China moved on Saturday toward requiring domestic tech companies to submit to a cybersecurity checkup before they can go public on overseas stock exchanges, a step that would close the regulatory gap that allowed the ride-hailing giant Didi to list shares on Wall Street last week without getting a clean bill of digital health from Beijing.
On July 2, two days after Didi’s shares began trading on the New York Stock Exchange, China’s internet regulator ordered the company to stop signing up users while officials conducted a security review, sending its share price tumbling.
Chinese regulators have since ordered Didi’s apps off mobile stores and fined it for failing to give advance notice about some of its past merger deals, making clear their displeasure with the company, whose ride-hailing service has 377 million annual active users in China.
Data protection has been a main focus for Beijing as China jousts with the United States for high-tech leadership. Just as U.S. officials have sought to ensure that Americans’ data is protected from the Communist Party’s prying eyes, Chinese officials want to ensure that domestic tech companies do not compromise their information about Chinese users when they go public overseas and submit to the scrutiny of foreign securities regulators.
China’s internet regulator, the Cyberspace Administration of China, enacted its rules on security reviews last year as part of its framework for safeguarding the nation’s digital infrastructure.
Those regulations stopped short of requiring companies like Didi to undergo a formal security check before filing for an overseas initial public offering, but that would change under the revisions proposed by the agency on Saturday.
The revised rules say a security review would be mandatory for any business possessing information on more than one million users that seeks to list its shares abroad. Such companies would need to submit materials related to their I.P.O.s, as well as procurement documents and contracts.
Under the existing rules, the security review is aimed at addressing the risks to national security and business continuity posed by the servers, software, cloud services and other products that major tech companies use.

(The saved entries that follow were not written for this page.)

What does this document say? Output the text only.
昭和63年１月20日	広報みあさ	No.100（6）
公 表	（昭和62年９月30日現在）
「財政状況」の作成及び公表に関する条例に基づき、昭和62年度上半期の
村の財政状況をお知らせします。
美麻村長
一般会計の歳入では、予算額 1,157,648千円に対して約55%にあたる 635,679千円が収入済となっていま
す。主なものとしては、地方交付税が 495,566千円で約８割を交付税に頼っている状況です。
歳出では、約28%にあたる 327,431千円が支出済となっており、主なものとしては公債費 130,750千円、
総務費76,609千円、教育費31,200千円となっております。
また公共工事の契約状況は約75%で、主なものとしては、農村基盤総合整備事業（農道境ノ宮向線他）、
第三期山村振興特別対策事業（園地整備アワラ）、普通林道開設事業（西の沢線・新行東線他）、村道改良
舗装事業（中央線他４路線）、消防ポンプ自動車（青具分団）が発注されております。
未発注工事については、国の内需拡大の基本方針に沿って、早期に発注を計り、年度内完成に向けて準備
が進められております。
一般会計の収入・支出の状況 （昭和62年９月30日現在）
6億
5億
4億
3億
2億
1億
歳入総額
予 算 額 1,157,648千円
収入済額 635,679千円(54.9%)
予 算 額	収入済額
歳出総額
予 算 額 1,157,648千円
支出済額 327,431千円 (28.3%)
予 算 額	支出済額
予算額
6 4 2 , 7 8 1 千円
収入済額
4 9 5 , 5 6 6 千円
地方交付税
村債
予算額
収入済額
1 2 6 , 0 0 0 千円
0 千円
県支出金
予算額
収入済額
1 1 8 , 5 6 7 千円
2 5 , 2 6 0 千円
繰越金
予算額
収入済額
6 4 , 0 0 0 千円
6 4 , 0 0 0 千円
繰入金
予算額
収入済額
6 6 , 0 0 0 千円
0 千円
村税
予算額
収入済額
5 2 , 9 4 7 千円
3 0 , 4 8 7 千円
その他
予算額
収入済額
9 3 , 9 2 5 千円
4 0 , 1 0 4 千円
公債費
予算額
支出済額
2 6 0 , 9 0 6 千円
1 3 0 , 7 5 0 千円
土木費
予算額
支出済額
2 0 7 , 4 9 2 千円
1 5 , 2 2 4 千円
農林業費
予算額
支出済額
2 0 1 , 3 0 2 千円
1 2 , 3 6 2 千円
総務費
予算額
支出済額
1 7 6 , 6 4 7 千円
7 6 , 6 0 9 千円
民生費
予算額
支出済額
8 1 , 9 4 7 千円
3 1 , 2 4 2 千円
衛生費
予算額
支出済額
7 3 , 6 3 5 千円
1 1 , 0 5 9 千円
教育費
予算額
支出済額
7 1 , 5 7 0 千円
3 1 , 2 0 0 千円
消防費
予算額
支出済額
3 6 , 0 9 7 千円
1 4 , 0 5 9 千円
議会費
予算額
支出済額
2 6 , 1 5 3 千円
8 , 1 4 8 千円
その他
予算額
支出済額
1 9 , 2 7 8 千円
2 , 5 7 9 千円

The revised rules add two more risks to the list: the possibility that important data could be “stolen, leaked, damaged and illegally exploited or moved overseas,” and that data could be “influenced, controlled or maliciously exploited by foreign governments” after an overseas I.P.O.
The Cyberspace Administration is accepting public comments on the revisions until July 25.
Top Chinese policymakers had indicated this week in a policy document that they would seek to toughen supervision over companies listed overseas, an issue that the document framed as a national security concern.
For fast-growing Chinese tech businesses, a Wall Street share sale has long been highly coveted as a chance to reward early employees and funders while also winning the validation of international investors. But Beijing is making clear that none of that is as important as securing companies’ data and digital infrastructure.
After moving against Didi, the Cyberspace Administration this week ordered three additional internet platforms — two that connected freight customers with truck drivers and one for job recruitment — to suspend user registrations and submit to security reviews. Like Didi, the two companies behind those platforms, Full Truck Alliance and Kanzhun, had also gone public recently in the United States.